Depuis plusieurs années, Testachats exige qu'aucun coût supplémentaire ne soit supporté par les patients ou la sécurité sociale en cas de pénurie de médicaments, mais bien par les entreprises pharmaceutiques. L'INAMI et l'AFMPS collaborent depuis un moment pour parvenir à un arrêté royal en la matière, sans résultat concret pour l'instant.
La lutte de Testachats contre les pénuries de médicaments
"Chez Testachats, la lutte contre les pénuries de médicaments est l'une de nos priorités depuis plusieurs années. Nous tentons depuis des années de faire pression sur les instances, tant belges qu'européennes, pour qu'elles prennent conscience de la gravité de cette problématique et que des mesures concrètes soient prises pour réduire les pénuries de médicaments", détaille encore Martine Van Hecke.

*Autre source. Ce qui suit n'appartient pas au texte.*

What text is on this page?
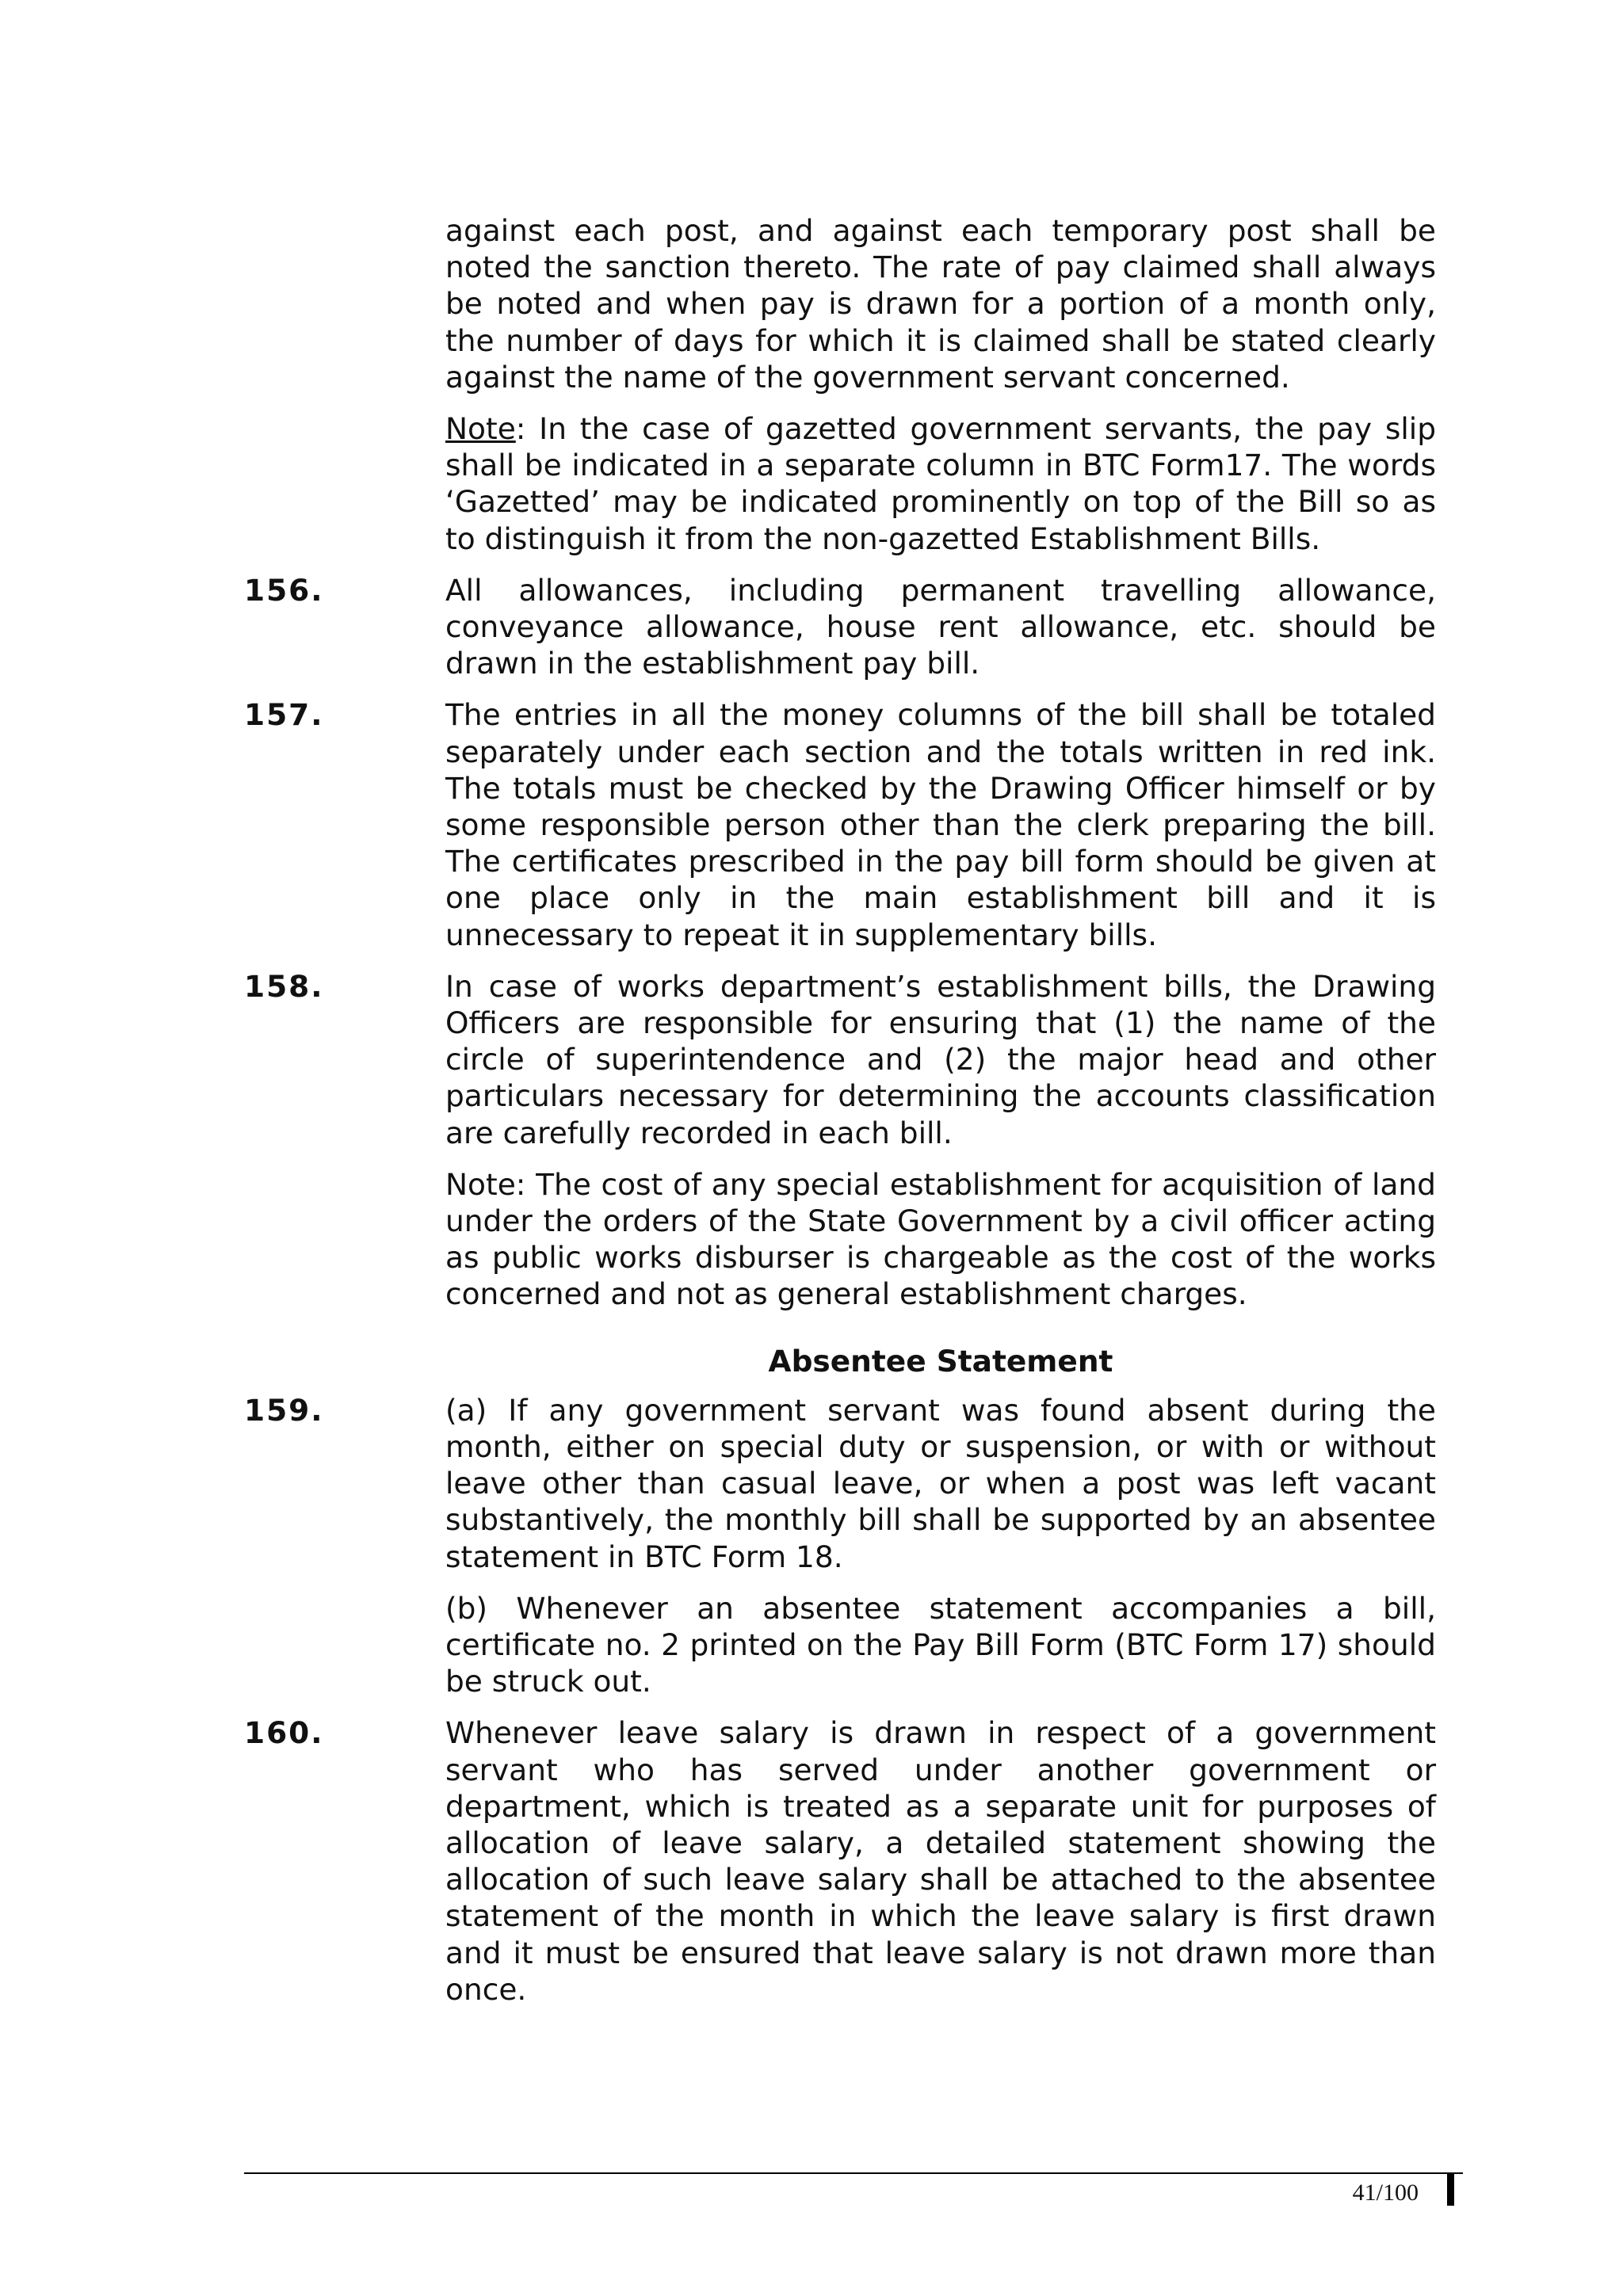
against each post, and against each temporary post shall be noted the sanction thereto. The rate of pay claimed shall always be noted and when pay is drawn for a portion of a month only, the number of days for which it is claimed shall be stated clearly against the name of the government servant concerned.

Note: In the case of gazetted government servants, the pay slip shall be indicated in a separate column in BTC Form17. The words ‘Gazetted’ may be indicated prominently on top of the Bill so as to distinguish it from the non-gazetted Establishment Bills.

156.	All allowances, including permanent travelling allowance, conveyance allowance, house rent allowance, etc. should be drawn in the establishment pay bill.

157.	The entries in all the money columns of the bill shall be totaled separately under each section and the totals written in red ink. The totals must be checked by the Drawing Officer himself or by some responsible person other than the clerk preparing the bill. The certificates prescribed in the pay bill form should be given at one place only in the main establishment bill and it is unnecessary to repeat it in supplementary bills.

158.	In case of works department’s establishment bills, the Drawing Officers are responsible for ensuring that (1) the name of the circle of superintendence and (2) the major head and other particulars necessary for determining the accounts classification are carefully recorded in each bill.

Note: The cost of any special establishment for acquisition of land under the orders of the State Government by a civil officer acting as public works disburser is chargeable as the cost of the works concerned and not as general establishment charges.

Absentee Statement

159.	(a) If any government servant was found absent during the month, either on special duty or suspension, or with or without leave other than casual leave, or when a post was left vacant substantively, the monthly bill shall be supported by an absentee statement in BTC Form 18.

(b) Whenever an absentee statement accompanies a bill, certificate no. 2 printed on the Pay Bill Form (BTC Form 17) should be struck out.

160.	Whenever leave salary is drawn in respect of a government servant who has served under another government or department, which is treated as a separate unit for purposes of allocation of leave salary, a detailed statement showing the allocation of such leave salary shall be attached to the absentee statement of the month in which the leave salary is first drawn and it must be ensured that leave salary is not drawn more than once.

41/100
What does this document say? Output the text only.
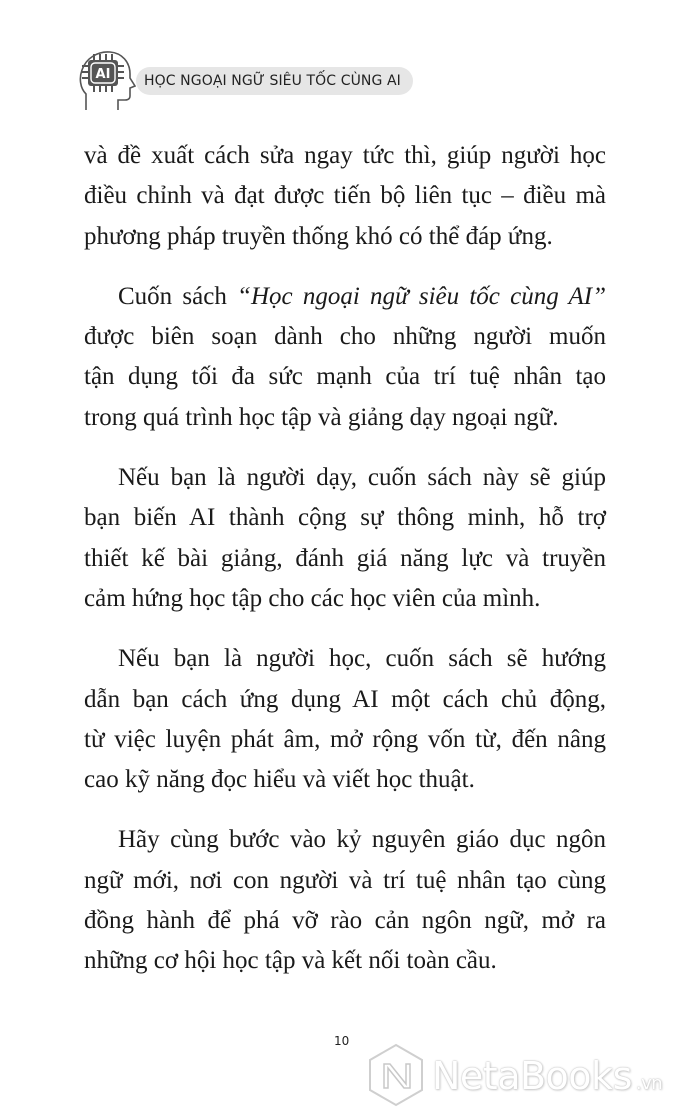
AI	HỌC NGOẠI NGỮ SIÊU TỐC CÙNG AI
và đề xuất cách sửa ngay tức thì, giúp người học
điều chỉnh và đạt được tiến bộ liên tục – điều mà
phương pháp truyền thống khó có thể đáp ứng.
Cuốn sách “Học ngoại ngữ siêu tốc cùng AI”
được biên soạn dành cho những người muốn
tận dụng tối đa sức mạnh của trí tuệ nhân tạo
trong quá trình học tập và giảng dạy ngoại ngữ.
Nếu bạn là người dạy, cuốn sách này sẽ giúp
bạn biến AI thành cộng sự thông minh, hỗ trợ
thiết kế bài giảng, đánh giá năng lực và truyền
cảm hứng học tập cho các học viên của mình.
Nếu bạn là người học, cuốn sách sẽ hướng
dẫn bạn cách ứng dụng AI một cách chủ động,
từ việc luyện phát âm, mở rộng vốn từ, đến nâng
cao kỹ năng đọc hiểu và viết học thuật.
Hãy cùng bước vào kỷ nguyên giáo dục ngôn
ngữ mới, nơi con người và trí tuệ nhân tạo cùng
đồng hành để phá vỡ rào cản ngôn ngữ, mở ra
những cơ hội học tập và kết nối toàn cầu.
10
NetaBooks .vn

Nos actions en la matière sont multiples :
- Nous consultons régulièrement les consommateurs pour connaitre la fréquence à laquelle ils sont confrontés à des pénuries de médicaments, et les répercussions tant financières que sur leur santé ;
- Au niveau belge, nous avons été conviés voilà quelques années à une séance du Parlement. Nous avons ainsi pu attirer l'attention sur nos positions en la matière et les points d'attention à avoir. Via l'AFMPS, nous essayons également de mettre à l'ordre du jour des discussions nos préoccupations et propositions en la matière ;
- Au niveau européen, la problématique est inscrite depuis plusieurs à l'agenda du BEUC (Bureau européen des unions de consommateurs). La Commission européenne a récemment mis sur la table une proposition de révision de la législation. Ensemble avec le BEUC, nous travaillons à l'améliorer au travers d'amendements.